Paige also clarifies that her stance is to diversify resource location rather than quitting the US altogether— “I think that the US regulations are really only affecting the exchanges, not the protocols per se. It’s really how it’s tested, whether you are like a security token that’s really affecting the operational business.
I would diversify my partners, diversify my investors to include overseas exchanges and VCs. If you are just a project, you don’t have to launch tokens. And if you are token projects, you can issue a token on overseas exchanges who do not face US regulations.”
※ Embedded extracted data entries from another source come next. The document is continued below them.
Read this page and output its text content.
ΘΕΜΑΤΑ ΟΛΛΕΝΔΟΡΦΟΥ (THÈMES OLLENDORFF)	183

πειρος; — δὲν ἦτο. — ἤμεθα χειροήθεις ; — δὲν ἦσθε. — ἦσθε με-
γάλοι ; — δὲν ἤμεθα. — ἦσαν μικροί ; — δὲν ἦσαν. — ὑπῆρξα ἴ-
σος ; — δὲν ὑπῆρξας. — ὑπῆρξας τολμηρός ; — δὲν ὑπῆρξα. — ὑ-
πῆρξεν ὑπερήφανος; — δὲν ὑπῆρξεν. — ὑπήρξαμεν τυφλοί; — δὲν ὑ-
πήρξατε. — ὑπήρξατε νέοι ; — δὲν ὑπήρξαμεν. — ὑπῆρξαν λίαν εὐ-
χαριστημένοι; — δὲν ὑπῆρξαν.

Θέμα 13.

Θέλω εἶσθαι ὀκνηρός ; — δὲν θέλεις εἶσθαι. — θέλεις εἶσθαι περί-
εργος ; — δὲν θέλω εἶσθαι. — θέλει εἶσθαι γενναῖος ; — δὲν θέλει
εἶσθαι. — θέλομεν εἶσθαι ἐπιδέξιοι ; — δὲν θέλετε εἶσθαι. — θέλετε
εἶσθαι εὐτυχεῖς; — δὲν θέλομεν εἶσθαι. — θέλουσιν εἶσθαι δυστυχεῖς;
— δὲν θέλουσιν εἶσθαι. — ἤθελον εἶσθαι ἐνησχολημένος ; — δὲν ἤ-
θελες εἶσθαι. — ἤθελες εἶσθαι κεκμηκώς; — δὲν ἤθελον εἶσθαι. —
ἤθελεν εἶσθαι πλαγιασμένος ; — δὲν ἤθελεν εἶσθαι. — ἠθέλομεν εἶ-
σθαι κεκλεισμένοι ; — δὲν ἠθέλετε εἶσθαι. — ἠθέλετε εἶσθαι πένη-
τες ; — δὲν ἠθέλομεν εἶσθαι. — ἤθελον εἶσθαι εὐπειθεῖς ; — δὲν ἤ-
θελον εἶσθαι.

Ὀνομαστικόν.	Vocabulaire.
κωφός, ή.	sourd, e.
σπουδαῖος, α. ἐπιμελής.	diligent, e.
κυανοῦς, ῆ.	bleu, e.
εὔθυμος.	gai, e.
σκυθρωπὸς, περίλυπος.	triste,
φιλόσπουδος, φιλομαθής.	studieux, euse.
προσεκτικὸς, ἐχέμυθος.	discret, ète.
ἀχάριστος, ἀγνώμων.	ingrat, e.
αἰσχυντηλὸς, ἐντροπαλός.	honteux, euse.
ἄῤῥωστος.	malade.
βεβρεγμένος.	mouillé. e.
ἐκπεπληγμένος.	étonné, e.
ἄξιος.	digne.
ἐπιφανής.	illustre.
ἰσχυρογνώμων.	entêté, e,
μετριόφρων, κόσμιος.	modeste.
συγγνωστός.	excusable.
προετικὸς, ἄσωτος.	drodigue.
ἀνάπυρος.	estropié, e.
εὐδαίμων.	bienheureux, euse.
She admits that the Silicon Valley in the US, despite regulatory challenges, has more scope for Web3 entrepreneurs than other parts of the world— “Honestly, Silicon Valley is still the hub for crypto. With Denver, Austin, we have the best builders in the world, in US.”
Whether exerting restrictions or trying to partake in the benefits of Web3, the DLT is getting more traction with the regulators. Stakeholders must make sure their creations meet eye-to-eye with the regulations, and try to make it work for their case. Carefully leveraging variable geographical jurisdictions could go a long way.
Disclaimer: The article is a transcription of the interview conducted by RJ Soniya Ahuja. No statement or comment in the article is a direct or indirect portrayal of the writer’s views or opinions. The interview does not intend to promote, demote or demean any organization or community. It also does not intend to give the readers any financial or investment advice.